BRAIN: “But… physics?”
SUSPENDERS: “Secondary-world urban fantasy. Different physics here.”
BRAIN: “That guy should be dead. Like, six times over.”
SUSPENDERS: “He’s a magic-super. His powers are ‘punch’ and ‘don’t die.'”
BRAIN: “What about the woman shooting things out of the sky while hanging on to a car as it barrel-rolls through a plate-glass window?”
SUSPENDERS: “I already said ‘magic cars’.”
BRAIN: “She’s not inside this one.”
SUSPENDERS: “Her super-magic is that if her brother asks if she trusts him, and she says yes, she can be super-humanly awesome while touching whatever car he’s driving.”
BRAIN: “That power seems a bit narrow in focus.”
SUSPENDERS: “It’s a good thing the two of them figured it out before he barrel-rolled their car out a fifth-story plate glass window.”
BRAIN: “She let go of the car for a moment there, it looks like. Not touching it.”
SUSPENDERS: “That’s kind of like kryptonite. It adds tension to the scene.”
BRAIN: “Tension. That’s what that was?”
SUSPENDERS: *TWANG* “The trousers are still on, yes.”
BRAIN: “How can you even—”
SUSPENDERS: “MY super-magic is if I trust the movie to be fun, I can suspend all the disbelief.”

Good Omens

Amazon’s Good Omens miniseries is a rare thing. Exceedingly rare. So rare, in fact, that I can’t off the top of my head name another thing like it, though I’m certain others must exist. It is a TV show which is as good as the great book from which it was adapted.
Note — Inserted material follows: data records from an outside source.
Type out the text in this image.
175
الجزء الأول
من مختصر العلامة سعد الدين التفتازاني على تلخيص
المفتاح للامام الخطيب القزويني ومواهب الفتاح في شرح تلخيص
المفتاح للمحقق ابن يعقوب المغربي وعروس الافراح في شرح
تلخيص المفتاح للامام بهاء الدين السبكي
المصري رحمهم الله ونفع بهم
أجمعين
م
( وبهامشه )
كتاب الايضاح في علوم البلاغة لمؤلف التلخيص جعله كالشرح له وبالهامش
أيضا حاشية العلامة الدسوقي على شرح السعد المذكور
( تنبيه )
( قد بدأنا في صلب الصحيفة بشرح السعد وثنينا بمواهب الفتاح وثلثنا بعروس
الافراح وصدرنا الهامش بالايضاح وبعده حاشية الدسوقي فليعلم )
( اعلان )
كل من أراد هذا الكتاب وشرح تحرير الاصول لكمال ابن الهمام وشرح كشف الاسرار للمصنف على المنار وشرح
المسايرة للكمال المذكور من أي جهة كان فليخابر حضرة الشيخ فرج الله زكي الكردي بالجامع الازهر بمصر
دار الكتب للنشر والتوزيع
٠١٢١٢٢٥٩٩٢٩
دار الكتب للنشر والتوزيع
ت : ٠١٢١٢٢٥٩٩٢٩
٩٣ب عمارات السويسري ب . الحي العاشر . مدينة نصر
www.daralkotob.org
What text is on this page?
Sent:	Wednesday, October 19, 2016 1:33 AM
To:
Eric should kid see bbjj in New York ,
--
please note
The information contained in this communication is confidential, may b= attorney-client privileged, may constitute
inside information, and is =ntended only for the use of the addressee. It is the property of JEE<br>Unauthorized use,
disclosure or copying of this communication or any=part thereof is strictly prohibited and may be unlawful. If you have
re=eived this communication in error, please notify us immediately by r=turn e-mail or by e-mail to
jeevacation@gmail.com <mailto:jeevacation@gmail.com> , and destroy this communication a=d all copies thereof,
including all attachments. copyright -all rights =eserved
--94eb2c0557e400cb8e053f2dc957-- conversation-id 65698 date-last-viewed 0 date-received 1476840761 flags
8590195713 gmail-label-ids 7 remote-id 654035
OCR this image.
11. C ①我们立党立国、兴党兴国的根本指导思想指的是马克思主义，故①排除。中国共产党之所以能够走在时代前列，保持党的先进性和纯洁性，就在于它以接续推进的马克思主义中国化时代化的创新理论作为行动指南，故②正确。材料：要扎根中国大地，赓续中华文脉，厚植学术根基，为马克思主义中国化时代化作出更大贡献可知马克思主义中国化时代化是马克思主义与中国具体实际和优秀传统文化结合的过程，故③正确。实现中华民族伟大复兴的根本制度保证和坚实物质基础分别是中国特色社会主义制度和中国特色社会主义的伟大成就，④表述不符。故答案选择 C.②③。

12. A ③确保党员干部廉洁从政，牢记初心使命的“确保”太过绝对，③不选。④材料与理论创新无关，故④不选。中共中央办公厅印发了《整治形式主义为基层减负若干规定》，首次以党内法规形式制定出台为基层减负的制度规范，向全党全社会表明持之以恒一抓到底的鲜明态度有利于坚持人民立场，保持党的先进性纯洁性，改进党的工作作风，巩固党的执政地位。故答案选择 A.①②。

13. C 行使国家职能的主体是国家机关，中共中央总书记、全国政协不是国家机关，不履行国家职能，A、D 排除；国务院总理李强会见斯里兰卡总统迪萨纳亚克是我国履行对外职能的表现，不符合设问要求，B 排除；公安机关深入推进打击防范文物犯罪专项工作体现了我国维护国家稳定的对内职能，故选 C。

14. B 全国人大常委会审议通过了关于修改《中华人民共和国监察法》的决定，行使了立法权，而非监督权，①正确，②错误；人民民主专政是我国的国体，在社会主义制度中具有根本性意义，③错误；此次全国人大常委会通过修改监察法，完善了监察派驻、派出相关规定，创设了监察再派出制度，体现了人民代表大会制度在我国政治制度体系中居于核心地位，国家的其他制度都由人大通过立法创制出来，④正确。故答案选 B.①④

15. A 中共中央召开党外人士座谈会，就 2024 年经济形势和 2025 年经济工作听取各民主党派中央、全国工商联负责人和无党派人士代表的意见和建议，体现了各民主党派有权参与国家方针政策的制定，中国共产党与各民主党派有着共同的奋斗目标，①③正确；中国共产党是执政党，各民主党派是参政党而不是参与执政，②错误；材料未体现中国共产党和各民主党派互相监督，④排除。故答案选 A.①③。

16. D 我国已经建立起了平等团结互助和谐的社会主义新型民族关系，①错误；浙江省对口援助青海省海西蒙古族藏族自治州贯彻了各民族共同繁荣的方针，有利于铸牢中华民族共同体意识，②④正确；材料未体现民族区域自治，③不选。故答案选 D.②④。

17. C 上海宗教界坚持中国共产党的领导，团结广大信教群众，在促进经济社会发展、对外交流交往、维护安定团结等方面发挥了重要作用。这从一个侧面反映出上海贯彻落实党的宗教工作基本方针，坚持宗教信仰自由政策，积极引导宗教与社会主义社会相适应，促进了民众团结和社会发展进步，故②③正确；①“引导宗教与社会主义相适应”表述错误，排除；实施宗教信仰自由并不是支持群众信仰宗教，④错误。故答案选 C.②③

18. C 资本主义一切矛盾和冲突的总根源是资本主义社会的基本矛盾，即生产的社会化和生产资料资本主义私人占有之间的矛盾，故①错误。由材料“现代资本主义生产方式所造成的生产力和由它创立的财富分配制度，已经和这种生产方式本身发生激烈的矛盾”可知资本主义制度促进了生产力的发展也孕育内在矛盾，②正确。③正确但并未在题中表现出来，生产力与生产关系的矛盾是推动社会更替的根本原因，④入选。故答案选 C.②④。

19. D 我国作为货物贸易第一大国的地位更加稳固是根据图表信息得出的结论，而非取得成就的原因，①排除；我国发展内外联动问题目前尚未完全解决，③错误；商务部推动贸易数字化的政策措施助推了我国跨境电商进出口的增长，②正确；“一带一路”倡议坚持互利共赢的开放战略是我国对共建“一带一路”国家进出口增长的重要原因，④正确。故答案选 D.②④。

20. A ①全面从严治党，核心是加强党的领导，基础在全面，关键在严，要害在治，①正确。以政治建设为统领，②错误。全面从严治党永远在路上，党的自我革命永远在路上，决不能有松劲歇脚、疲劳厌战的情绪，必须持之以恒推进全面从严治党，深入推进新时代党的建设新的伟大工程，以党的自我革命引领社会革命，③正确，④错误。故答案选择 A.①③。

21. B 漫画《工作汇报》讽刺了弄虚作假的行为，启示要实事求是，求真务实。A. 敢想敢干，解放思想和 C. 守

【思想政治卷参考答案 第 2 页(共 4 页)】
There have been plenty of TV shows which failed to live up to the brilliance of their namesake novels, and more than a few which have outshone the prose from which they stemmed. And of course there are countless programs which reached equilibrious mediocrity with their so-so source material.

Good Omens, however, is brilliant in both mediums. The book, by Terry Pratchett and Neil Gaiman, is a classic of modern literature. The new miniseries from Amazon is every bit as artful. It plays with the form enough to surprise us, but not so much as to alienate the audience. It subverts some expectations, exceeds others, and will someday serve well as a master class in “how to turn a book into a TV show.”

It’s a far better piece of work than the fan art it inspired from me, but that didn’t even slow me down.